There are further issues of growth which also touch on Board roles and responsibilities. The most important of these is the transition from a Board that is intimately involved in every aspect of the activities of a small organisation to the role of a Board of a larger organisation which must focus on governance and oversight of the activities of the organisation.
An example at RAAus is that the Ops Manual gives Board Members specific powers with respect to operational matters. This is entirely appropriate for a small organisation and increasingly inappropriate for a large, complex organisation (like RAAus) with competent employed staff.
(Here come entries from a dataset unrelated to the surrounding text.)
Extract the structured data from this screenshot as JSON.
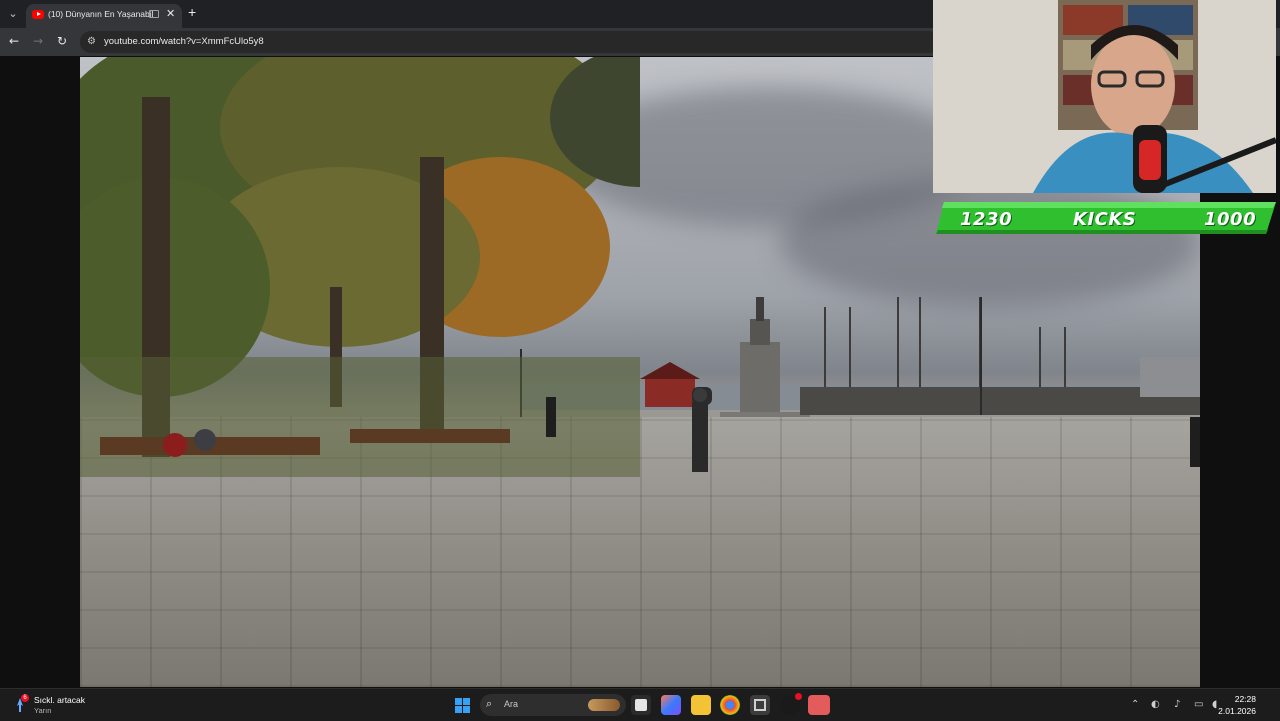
{
  "browser": {
    "tab_title": "(10) Dünyanın En Yaşanabil",
    "url": "youtube.com/watch?v=XmmFcUlo5y8",
    "colors": {
      "chrome": "#202124",
      "toolbar": "#35363a",
      "youtube_red": "#ff0000"
    }
  },
  "overlay": {
    "left_score": "1230",
    "label": "KICKS",
    "right_score": "1000",
    "scoreboard_color": "#2fbf2f"
  },
  "taskbar": {
    "weather_badge": "6",
    "weather_title": "Sıckl. artacak",
    "weather_subtitle": "Yarın",
    "search_placeholder": "Ara",
    "time": "22:28",
    "date": "2.01.2026",
    "apps": [
      "windows-start-icon",
      "file-explorer-icon",
      "copilot-icon",
      "folder-icon",
      "chrome-icon",
      "snipping-tool-icon",
      "obs-icon",
      "streaming-app-icon"
    ]
  }
}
The difficulty with dealing with these issues is that neither the Board, nor membership has any real incentive for tackling them. For the membership, any meaningful change will see a reduction in the representative nature of the Board. For Board members there is that issue and also a reduction in the absolute number of Board members. What is certain is that governance challenges will increase unless action is taken. In that respect CASA has an obligation to seek constitutional change at RAAus as a condition of its continued delegation of oversight to RAAus. At a minimum the required changes are:
  • Board elections to change from regional voting to national voting;
  • Board to change from 13 elected members to 5 elected members;
  • Creation of a selection committee (see next point) to select and appoint 2 professional directors with specific required skills who are not members of RAAus;
  • The selection committee would consist of 2 representatives of CASA, 2 members of RAAus not Board Members, and an independent Chair all appointed by the Minister;
  • Professional directors would have a two year term with one of the initial appointees to have a 3 year term so that only one appointee is due for replacement in any given year;
  • Board meetings to be increased to 10 a year with at least 3 of those face to face;
  • Review of the Ops Manual to ensure that Board Members no longer have operational roles unless they hold another role (such as a CFI) that requires operational activities.
These changes are a first and urgent step on the way to improving the governance, Board effectiveness and financial viability of the organisation. These changes will allow for much more effective Board performance, a skilled Board and effective strategic direction and oversight of staff.
Once those changes have been undertaken we will have a Board that is in a position to direct a review of the organisation and its operation. As RAAus has grown there is little evidence that the per unit cost of doing its business has fallen as it should have. This means that too much money is spent on administration (issuing certificates, renewing them, etc) and therefore too little is available for safety, operational and technical oversight and indeed employment of suitably qualified management.